Toute paix conclue avec Napoléon n’est pas une paix, c’est un armistice, qui ne nous donnera que quelques jours de repos. Sachez une fois pour toutes que je ne serai pas toujours disposé à faire faire 400 lieues à mes troupes pour venir à votre secours. Je ne ferai pas la paix tant que Napoléon restera sur le trône6.
6Intransigeant à l’égard de Napoléon, Alexandre Ier s’avère au même moment soucieux d’épargner la France et de ne pas lui dicter des conditions de paix trop dures. Le souverain russe est en effet convaincu que pour sauvegarder l’équilibre entre les différents États d’Europe – seul gage pour lui d’une paix durable pour le vieux continent –, il faut que la France reste forte car, trop affaiblie et amputée territorialement, elle ne serait plus en mesure de faire contrepoids aux puissances autrichienne et britannique, et le principe d’équilibre s’en trouverait menacé. Aussi, le31 mars 1814, alors que les Parisiens s’attendent à des exactions de grande ampleur – les trois mois de campagne ont été marqués par des violences à l’égard des populations civiles, les régiments cosaques traînent dans leur sillage une sinistre réputation et il est à craindre que le tsar ne veuille faire payer à Paris l’incendie de Moscou –, Alexandre Ier exprime-t-il dès sa première déclaration publique ses intentions magnanimes. Il établit ainsi une distinction très nette entre la responsabilité pleine et entière de Napoléon et l’innocence du peuple français, à ses yeux victime lui aussi de la tyrannie napoléonienne, et déclare de manière significative aux nouvelles autorités parisiennes :
Votre empereur est venu jusque dans le cœur de mes États y apporter des maux, dont les traces dureront longtemps. Une juste défense m’a amené jusqu’ici, et je suis loin de vouloir rendre à la France les maux que j’en ai reçus. Je suis juste, je sais que ce n’est pas le tort des Français. Les Français sont mes amis, et je veux leur prouver que je viens rendre le bien pour le mal. Napoléon est mon seul ennemi7.

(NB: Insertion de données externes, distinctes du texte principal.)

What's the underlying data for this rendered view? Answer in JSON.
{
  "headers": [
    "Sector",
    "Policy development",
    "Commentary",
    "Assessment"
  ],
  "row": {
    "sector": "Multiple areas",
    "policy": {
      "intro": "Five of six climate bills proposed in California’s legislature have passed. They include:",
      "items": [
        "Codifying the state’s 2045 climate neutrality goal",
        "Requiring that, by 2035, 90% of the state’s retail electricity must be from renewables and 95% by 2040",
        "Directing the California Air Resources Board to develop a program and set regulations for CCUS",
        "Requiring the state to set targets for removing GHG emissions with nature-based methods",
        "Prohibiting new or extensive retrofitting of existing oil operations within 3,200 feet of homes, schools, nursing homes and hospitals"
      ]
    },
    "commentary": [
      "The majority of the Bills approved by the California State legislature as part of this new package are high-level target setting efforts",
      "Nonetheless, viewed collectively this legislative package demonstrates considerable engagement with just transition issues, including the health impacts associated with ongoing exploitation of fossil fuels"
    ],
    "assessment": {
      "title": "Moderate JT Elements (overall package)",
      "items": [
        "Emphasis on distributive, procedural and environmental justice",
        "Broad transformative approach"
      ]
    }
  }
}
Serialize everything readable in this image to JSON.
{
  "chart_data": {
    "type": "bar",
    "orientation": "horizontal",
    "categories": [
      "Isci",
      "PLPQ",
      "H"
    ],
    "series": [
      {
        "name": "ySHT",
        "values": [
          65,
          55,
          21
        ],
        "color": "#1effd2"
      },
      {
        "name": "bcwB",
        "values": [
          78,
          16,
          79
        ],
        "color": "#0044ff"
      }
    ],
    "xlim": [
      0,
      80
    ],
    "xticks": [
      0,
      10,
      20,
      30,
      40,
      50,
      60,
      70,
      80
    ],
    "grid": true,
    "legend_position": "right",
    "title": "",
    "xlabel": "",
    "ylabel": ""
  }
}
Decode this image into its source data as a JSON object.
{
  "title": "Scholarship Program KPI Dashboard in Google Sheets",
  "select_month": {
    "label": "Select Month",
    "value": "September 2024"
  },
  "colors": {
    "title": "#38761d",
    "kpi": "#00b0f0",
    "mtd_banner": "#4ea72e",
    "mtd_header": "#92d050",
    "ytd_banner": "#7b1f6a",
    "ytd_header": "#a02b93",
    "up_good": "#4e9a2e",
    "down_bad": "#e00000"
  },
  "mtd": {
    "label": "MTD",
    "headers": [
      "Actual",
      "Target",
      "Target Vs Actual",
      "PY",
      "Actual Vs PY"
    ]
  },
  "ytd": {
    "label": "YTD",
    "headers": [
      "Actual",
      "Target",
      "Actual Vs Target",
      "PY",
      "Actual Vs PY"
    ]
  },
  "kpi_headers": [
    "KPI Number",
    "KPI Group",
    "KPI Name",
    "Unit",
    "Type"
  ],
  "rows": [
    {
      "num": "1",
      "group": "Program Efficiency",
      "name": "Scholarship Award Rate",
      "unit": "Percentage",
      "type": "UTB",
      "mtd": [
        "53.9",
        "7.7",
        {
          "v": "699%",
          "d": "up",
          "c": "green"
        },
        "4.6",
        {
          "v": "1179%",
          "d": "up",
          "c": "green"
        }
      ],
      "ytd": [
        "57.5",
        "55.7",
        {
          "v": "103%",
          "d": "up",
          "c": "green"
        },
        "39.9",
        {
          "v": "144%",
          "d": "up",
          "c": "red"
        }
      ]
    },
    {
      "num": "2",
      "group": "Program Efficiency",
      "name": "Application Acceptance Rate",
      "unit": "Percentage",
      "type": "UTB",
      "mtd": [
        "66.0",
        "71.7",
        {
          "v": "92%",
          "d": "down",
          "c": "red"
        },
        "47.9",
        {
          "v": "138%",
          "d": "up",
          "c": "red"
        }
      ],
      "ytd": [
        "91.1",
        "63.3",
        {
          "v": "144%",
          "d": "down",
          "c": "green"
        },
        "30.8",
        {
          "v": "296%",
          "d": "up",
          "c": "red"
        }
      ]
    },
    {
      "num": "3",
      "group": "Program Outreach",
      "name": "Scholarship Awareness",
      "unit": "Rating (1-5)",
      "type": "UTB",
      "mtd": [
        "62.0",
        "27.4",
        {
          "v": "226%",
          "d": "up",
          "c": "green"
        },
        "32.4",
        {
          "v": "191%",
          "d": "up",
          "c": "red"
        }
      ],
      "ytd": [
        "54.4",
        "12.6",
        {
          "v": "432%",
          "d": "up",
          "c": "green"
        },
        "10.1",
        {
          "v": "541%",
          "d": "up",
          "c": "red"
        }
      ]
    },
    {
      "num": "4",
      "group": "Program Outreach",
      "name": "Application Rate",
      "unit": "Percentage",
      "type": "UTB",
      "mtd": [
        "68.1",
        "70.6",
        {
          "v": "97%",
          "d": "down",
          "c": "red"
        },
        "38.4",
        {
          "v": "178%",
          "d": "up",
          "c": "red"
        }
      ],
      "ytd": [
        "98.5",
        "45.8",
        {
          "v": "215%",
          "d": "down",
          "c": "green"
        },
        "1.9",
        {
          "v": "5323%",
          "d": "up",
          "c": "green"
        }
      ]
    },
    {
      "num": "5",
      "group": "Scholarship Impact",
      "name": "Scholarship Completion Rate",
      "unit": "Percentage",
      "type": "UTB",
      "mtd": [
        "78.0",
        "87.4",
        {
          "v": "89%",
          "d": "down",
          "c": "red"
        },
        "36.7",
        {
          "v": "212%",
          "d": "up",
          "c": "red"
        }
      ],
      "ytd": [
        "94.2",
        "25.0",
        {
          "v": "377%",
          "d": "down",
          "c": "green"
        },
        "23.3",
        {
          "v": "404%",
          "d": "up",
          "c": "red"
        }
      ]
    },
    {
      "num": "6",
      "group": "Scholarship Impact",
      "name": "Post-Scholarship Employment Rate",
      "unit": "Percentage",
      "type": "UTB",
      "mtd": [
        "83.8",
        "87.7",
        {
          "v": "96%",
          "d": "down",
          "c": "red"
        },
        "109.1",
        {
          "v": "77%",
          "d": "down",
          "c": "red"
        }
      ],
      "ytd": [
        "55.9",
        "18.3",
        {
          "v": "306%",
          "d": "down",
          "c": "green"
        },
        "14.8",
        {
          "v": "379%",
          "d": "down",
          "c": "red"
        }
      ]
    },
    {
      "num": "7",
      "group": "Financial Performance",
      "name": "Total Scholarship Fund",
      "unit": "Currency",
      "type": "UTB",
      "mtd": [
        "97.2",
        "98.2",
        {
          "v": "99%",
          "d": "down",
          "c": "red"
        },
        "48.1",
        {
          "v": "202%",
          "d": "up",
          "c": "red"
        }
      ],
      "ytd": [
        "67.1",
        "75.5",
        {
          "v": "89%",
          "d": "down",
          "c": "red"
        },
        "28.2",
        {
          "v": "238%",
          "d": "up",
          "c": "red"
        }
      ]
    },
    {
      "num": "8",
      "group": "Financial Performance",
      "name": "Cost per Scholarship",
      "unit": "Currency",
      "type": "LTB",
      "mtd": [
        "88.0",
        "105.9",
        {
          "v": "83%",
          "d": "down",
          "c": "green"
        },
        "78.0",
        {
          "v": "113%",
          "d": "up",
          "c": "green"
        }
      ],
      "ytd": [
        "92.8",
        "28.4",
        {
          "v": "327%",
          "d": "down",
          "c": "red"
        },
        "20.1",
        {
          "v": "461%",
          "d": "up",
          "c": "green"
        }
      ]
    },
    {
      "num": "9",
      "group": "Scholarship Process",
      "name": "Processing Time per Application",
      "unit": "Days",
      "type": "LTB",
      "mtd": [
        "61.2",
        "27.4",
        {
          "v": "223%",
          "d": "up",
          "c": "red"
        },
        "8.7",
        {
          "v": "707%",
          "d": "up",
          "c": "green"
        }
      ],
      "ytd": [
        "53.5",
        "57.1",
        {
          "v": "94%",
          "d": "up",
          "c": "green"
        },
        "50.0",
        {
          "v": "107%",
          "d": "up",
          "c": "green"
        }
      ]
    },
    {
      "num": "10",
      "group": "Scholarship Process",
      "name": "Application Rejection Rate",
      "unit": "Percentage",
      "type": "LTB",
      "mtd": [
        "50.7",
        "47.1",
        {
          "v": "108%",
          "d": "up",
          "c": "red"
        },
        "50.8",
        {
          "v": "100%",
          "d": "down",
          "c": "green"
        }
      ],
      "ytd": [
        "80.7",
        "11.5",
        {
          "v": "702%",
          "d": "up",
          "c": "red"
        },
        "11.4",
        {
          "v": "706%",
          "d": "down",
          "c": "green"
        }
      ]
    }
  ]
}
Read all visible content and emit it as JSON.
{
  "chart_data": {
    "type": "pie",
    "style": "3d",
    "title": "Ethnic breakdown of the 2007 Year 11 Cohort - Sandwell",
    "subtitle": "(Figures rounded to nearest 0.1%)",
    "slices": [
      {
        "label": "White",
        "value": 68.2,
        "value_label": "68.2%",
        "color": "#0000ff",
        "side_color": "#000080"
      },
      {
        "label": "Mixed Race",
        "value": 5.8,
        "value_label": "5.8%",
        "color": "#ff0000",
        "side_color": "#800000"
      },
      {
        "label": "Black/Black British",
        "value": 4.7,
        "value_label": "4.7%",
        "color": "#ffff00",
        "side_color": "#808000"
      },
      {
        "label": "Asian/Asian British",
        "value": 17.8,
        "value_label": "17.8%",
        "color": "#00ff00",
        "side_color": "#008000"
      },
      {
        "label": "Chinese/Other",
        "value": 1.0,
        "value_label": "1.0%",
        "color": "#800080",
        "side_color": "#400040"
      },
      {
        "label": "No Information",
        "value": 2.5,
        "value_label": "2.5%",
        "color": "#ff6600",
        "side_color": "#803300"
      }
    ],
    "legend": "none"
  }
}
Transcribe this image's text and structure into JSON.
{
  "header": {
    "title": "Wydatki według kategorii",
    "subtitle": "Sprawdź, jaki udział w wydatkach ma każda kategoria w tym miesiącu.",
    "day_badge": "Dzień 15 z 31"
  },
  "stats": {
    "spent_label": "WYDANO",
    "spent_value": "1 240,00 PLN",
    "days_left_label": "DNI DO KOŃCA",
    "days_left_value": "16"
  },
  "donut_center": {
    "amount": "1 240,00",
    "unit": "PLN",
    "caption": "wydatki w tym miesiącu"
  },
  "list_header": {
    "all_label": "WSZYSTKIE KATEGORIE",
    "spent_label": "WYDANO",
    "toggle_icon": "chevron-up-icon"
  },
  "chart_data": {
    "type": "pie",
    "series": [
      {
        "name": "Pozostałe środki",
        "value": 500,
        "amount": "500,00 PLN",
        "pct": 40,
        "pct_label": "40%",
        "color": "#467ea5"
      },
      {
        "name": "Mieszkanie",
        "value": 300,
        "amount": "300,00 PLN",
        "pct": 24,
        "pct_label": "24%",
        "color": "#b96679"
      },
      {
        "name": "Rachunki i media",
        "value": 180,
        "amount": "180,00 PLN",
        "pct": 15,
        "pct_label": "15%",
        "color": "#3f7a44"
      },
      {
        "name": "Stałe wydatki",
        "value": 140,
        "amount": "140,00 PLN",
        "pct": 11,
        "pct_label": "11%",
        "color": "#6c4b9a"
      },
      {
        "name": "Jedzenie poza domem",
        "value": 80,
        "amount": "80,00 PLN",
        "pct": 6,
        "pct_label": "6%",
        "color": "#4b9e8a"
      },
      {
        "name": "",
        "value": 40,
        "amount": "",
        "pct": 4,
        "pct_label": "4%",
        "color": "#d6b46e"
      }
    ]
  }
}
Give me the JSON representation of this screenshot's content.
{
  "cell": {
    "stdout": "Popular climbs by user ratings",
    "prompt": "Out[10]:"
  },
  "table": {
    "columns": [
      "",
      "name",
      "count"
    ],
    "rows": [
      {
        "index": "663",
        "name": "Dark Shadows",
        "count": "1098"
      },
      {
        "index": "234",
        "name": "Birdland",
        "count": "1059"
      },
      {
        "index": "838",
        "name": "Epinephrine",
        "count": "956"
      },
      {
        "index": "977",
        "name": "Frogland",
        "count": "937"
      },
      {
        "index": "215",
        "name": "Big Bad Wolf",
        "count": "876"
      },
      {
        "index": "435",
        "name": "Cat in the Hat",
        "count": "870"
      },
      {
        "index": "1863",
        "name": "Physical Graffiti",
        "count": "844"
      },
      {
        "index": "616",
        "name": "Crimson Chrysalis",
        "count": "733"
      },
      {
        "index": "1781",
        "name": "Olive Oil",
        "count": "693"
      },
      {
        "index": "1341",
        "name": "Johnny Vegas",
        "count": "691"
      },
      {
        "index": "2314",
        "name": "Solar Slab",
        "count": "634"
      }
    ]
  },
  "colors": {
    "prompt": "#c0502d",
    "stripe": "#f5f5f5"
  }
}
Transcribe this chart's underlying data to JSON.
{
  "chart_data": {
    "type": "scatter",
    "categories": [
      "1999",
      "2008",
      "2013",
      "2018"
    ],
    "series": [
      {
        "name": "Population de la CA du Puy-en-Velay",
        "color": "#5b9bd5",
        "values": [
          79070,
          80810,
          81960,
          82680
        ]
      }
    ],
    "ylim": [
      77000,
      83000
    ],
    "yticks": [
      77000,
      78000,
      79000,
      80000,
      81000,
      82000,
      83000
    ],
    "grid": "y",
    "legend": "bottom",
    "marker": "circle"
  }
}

7Pour autant, une fois Napoléon défait et son abdication prononcée, le tsar ne s’acharne pas sur l’empereur déchu : au contraire, puisque par l’intermédiaire de Caulaincourt, ancien ambassadeur de France à Saint-Pétersbourg et émissaire de Napoléon pour lequel il a beaucoup d’estime, Alexandre négocie le généreux traité de Fontainebleau et l’impose à ses alliés : signé le 11 avril 1814, le texte confirme l’abdication de Napoléon, lui accorde la principauté de l’île d’Elbe et prévoit que l’État français lui versera un revenu annuel de 2 millions de francs, tandis que des pensions avantageuses sont prévues pour les membres de sa famille.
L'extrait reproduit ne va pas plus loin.